Second-grade teacher Morgan O'Dell holds her fingers to her throat to show her students how to feel whether they are using their vocal cords at Thomas Miller Elementary School in Lafayette on Tuesday, Dec. 4, 2023.
(Dylan Peers McCoy / WFYI)
On a recent Tuesday morning, Morgan O'Dell showed her second-grade class a new skill: how to tell if the sounds that letters and words make are voiced or unvoiced.
“Put your forefingers right here on the front of your throat,” O’Dell told a semi-circle of students on the floor. “When you're talking, sometimes your voice vibrates.”
With their hands on their throats, 17 kids said their names slowly, stretching out the syllables.
“If you can feel your throat vibrating, that means you're using your vocal cords to make sounds,” O’Dell said.
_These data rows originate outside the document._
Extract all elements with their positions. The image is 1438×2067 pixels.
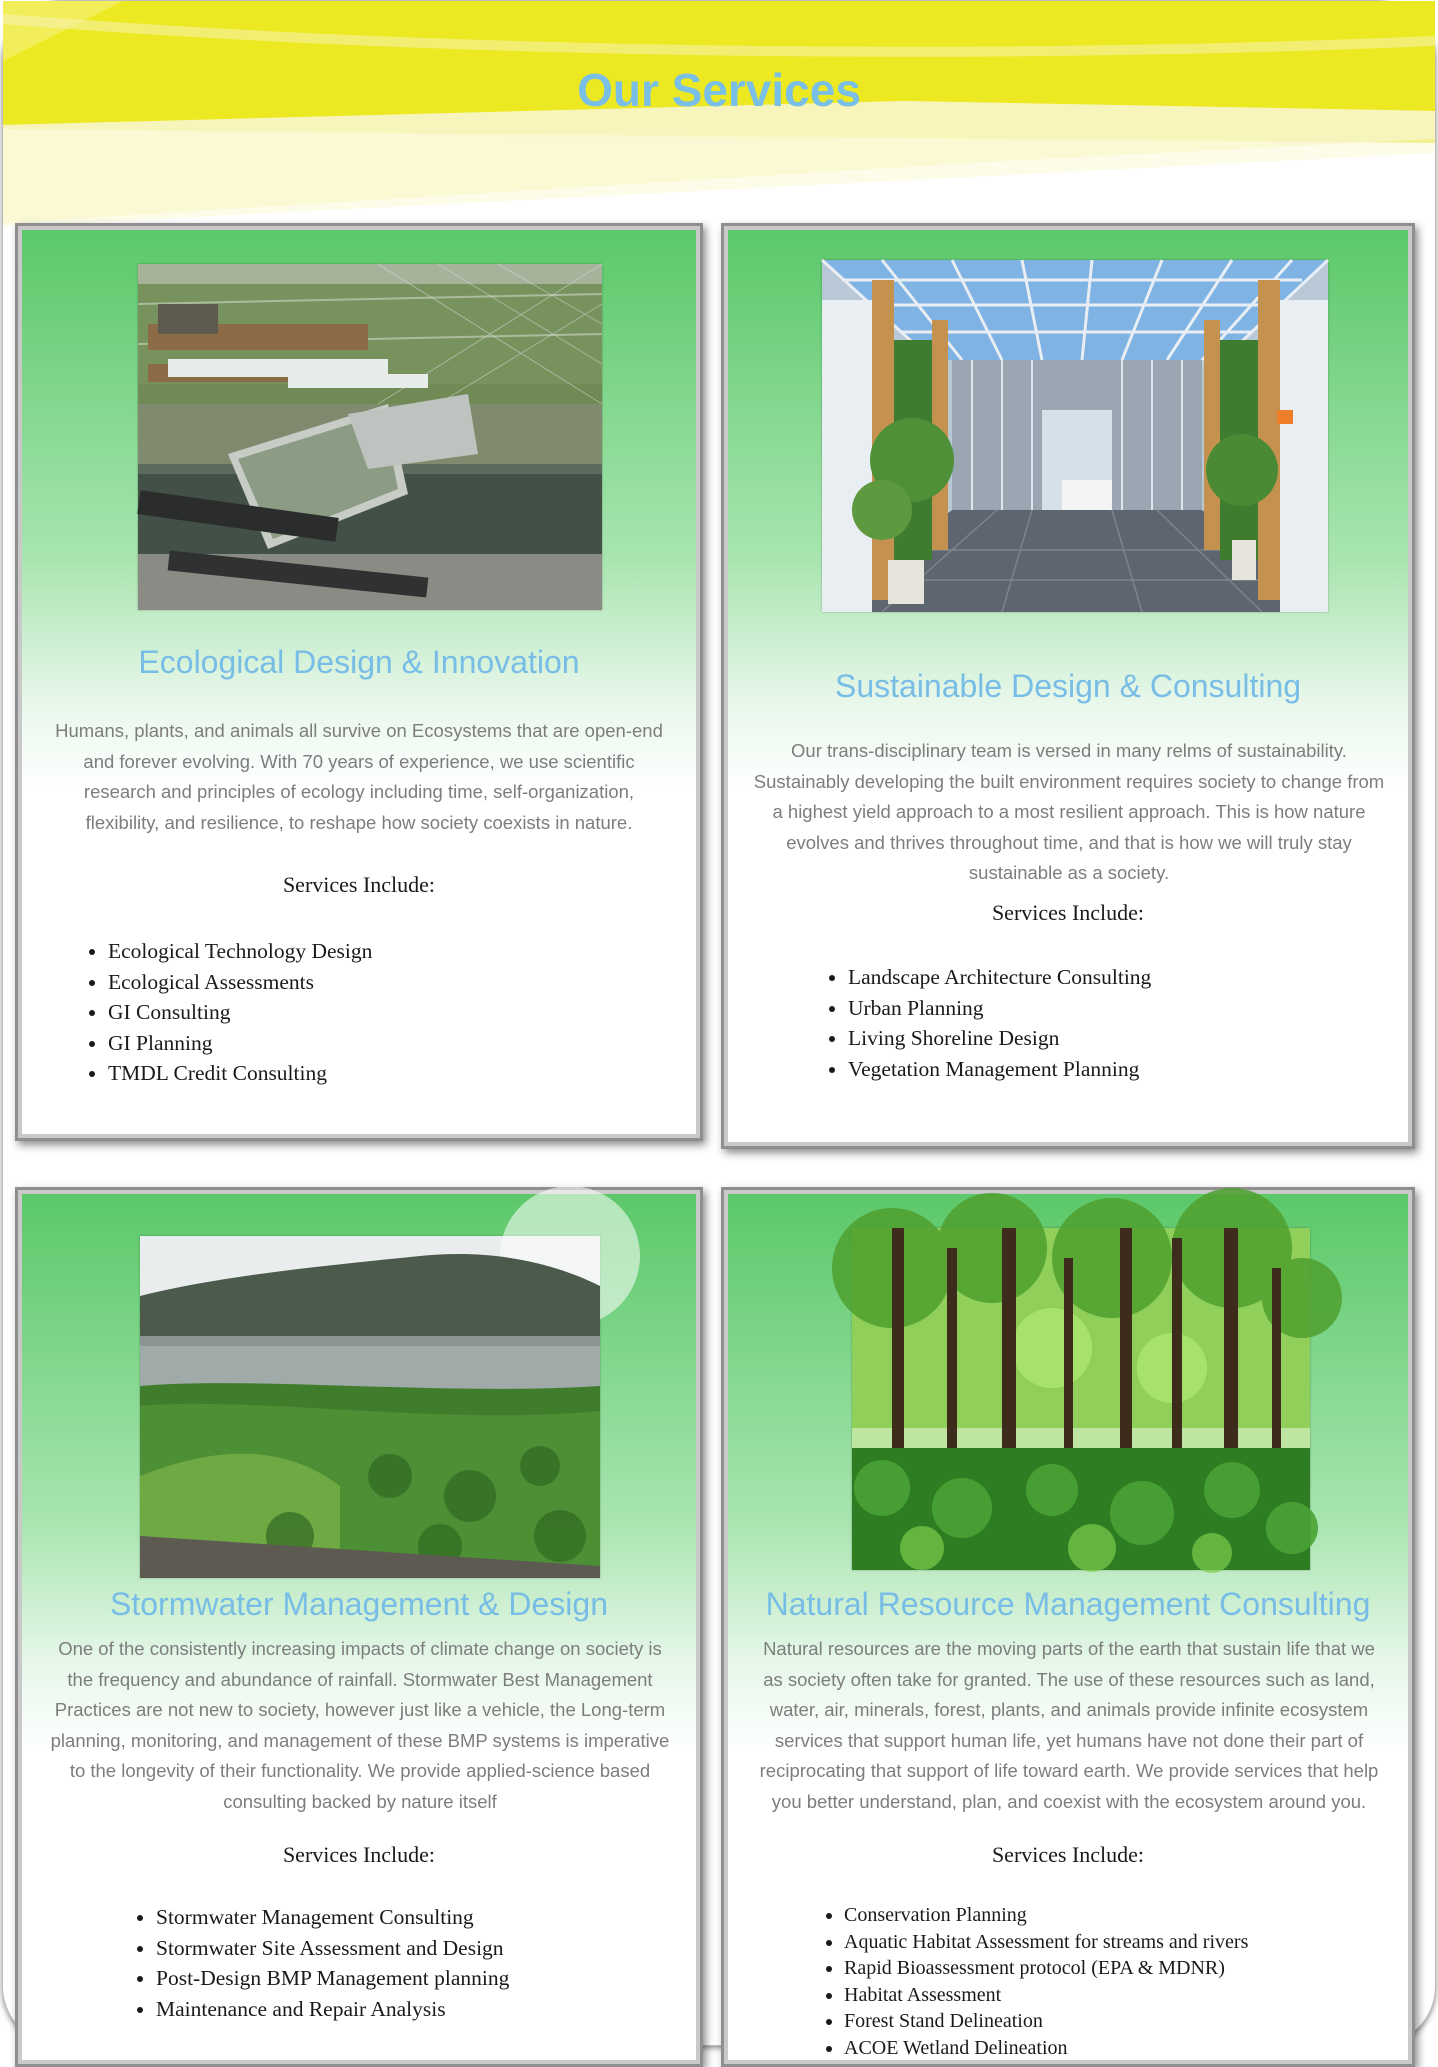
list-item: • Forest Stand Delineation xyxy=(844,2008,1248,2035)
service-list xyxy=(130,1902,509,2024)
natural-resource-photo xyxy=(852,1228,1310,1570)
service-list xyxy=(818,1902,1248,2061)
service-list xyxy=(822,962,1151,1084)
service-card-natural-resource xyxy=(721,1187,1415,2067)
service-title: Stormwater Management & Design xyxy=(110,1586,608,1622)
ecological-design-photo xyxy=(138,264,602,610)
service-description: Humans, plants, and animals all survive on Ecosystems that are open-end and forever evolving. With 70 years of experience, we use scientific research and principles of ecology including time, self-organization, flexibility, and resilience, to reshape how society coexists in nature. xyxy=(55,720,663,833)
list-item: • GI Consulting xyxy=(108,997,372,1028)
list-item: • TMDL Credit Consulting xyxy=(108,1058,372,1089)
list-item: • Aquatic Habitat Assessment for streams and rivers xyxy=(844,1929,1248,1956)
list-item: • GI Planning xyxy=(108,1028,372,1059)
service-card-sustainable-design xyxy=(721,223,1415,1149)
list-item: • Conservation Planning xyxy=(844,1902,1248,1929)
list-item: • Rapid Bioassessment protocol (EPA & MDNR) xyxy=(844,1955,1248,1982)
list-item: • Vegetation Management Planning xyxy=(848,1054,1151,1085)
list-item: • Stormwater Management Consulting xyxy=(156,1902,509,1933)
service-description: One of the consistently increasing impacts of climate change on society is the frequency and abundance of rainfall. Stormwater Best Management Practices are not new to society, however just like a vehicle, the Long-term planning, monitoring, and management of these BMP systems is imperative to the longevity of their functionality. We provide applied-science based consulting backed by nature itself xyxy=(50,1638,670,1812)
list-item: • Maintenance and Repair Analysis xyxy=(156,1994,509,2025)
page-title: Our Services xyxy=(577,64,861,116)
services-include-heading: Services Include: xyxy=(991,1842,1145,1867)
header-banner xyxy=(3,1,1435,231)
list-item: • Post-Design BMP Management planning xyxy=(156,1963,509,1994)
service-list xyxy=(82,936,372,1089)
list-item: • Ecological Assessments xyxy=(108,967,372,998)
service-title: Natural Resource Management Consulting xyxy=(765,1586,1371,1622)
service-description: Our trans-disciplinary team is versed in many relms of sustainability. Sustainably developing the built environment requires society to change from a highest yield approach to a most resilient approach. This is how nature evolves and thrives throughout time, and that is how we will truly stay sustainable as a society. xyxy=(753,740,1385,883)
list-item: • Landscape Architecture Consulting xyxy=(848,962,1151,993)
service-card-stormwater xyxy=(15,1187,703,2067)
stormwater-photo xyxy=(140,1236,600,1578)
services-include-heading: Services Include: xyxy=(991,900,1145,925)
list-item: • Living Shoreline Design xyxy=(848,1023,1151,1054)
service-title: Ecological Design & Innovation xyxy=(138,644,580,680)
services-include-heading: Services Include: xyxy=(282,1842,436,1867)
sustainable-design-photo xyxy=(822,260,1328,612)
service-description: Natural resources are the moving parts of the earth that sustain life that we as society often take for granted. The use of these resources such as land, water, air, minerals, forest, plants, and animals provide infinite ecosystem services that support human life, yet humans have not done their part of reciprocating that support of life toward earth. We provide services that help you better understand, plan, and coexist with the ecosystem around you. xyxy=(759,1638,1379,1812)
list-item: • Habitat Assessment xyxy=(844,1982,1248,2009)
service-title: Sustainable Design & Consulting xyxy=(834,668,1302,704)
list-item: • ACOE Wetland Delineation xyxy=(844,2035,1248,2062)
list-item: • Urban Planning xyxy=(848,993,1151,1024)
service-card-ecological-design xyxy=(15,223,703,1141)
page-frame xyxy=(2,0,1436,2059)
list-item: • Ecological Technology Design xyxy=(108,936,372,967)
services-include-heading: Services Include: xyxy=(282,872,436,897)
list-item: • Stormwater Site Assessment and Design xyxy=(156,1933,509,1964)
This lesson is also new for O’Dell, who has taught for about seven years. The Lafayette school system where O’Dell works is overhauling reading instruction. In prior years, O’Dell said that her students have spent a lot of time on drills to help them memorize common words. But this year, their focus is on learning the sounds letters make and how to decode words.
“We’re really helping them understand these sounds and these phonics skills,” she added.
The change in Lafayette was spurred by state policy. The Indiana legislature passed a bipartisan law that requires districts to use reading curriculums that follow the science of reading beginning next school year. The mandate was in response to an ongoing decline in literacy among young students across the state. Nearly 1 in 5 students were not mastering reading fundamentals like comprehension and phonics.
Purdue University professor Catherine McBride is a psychologist who studies reading and disabilities like dyslexia. She said that research shows that understanding how to pronounce words helps children learn to read and write.
“The more we know about specific aspects of speech, and speech sounds, the better able we are to read,” McBride said.
People need several skills to comprehend text, McBride said. People need to know vocabulary and understand sentence structure. They also need the background knowledge to make sense of what they read.
“But if you can't recognize the words on the page,” McBride said, “you can't get to the rest because you're just not going to be able to read at all.”
A new law, HEA 1558 , requires Indiana schools to use literacy curriculums that follow the science of reading beginning next school year. It also prohibits educators from using three-cueing, a popular approach that encourages children to guess words based on clues like context and pictures.
But experts say for transformation to take hold in classrooms, educators must also be committed.
In Lafayette, that’s starting to happen. When assistant superintendent Alicia Clevenger heard about Indiana’s new curriculum requirements, she started researching the science of reading. She listened to Hanford’s podcast “Sold a Story.” And she realized that Lafayette schools needed to change.
“Many schools, including many teachers in our schools, were using what we call balanced literacy,” said Clevenger, referring to a widely used model of reading instruction that includes cueing.
“What the research is showing — based on science of reading — that all students need explicit instruction in phonemic awareness, phonics, fluency, vocabulary and comprehension,” Clevener said. “We had pieces of that explicit phonics instruction, but not everything.”
The Lafayette schools are rolling out a new reading curriculum, and they are working with an outside expert to teach administrators and educators about the science of reading. That training began online, but with the help of state grant funding, Lafayette will also have in-person coaching.
At first, some educators dismissed the push to follow the science of reading, Clevenger said.
“Some are like, you know, ‘this is a trend, it'll come and go again,’ ” Clevenger said. “But I don't think this is going anywhere because of legislation. But more importantly, it's best practice.”
Clevenger said some teachers who were skeptical at first have changed their minds as they see the new strategies work for other educators.
Teaching reading is one of the most important parts of Morgan O'Dell’s work. But it used to be her least favorite subject. “The kids would get so frustrated and down on themselves,” she said.
When Lafayette started using the new curriculum, she was nervous at first. About a semester in, however, she’s convinced it is helping her students.
“I have kids that are all sorts of levels,” O’Dell said. “I don't have a kiddo that it's not working for.”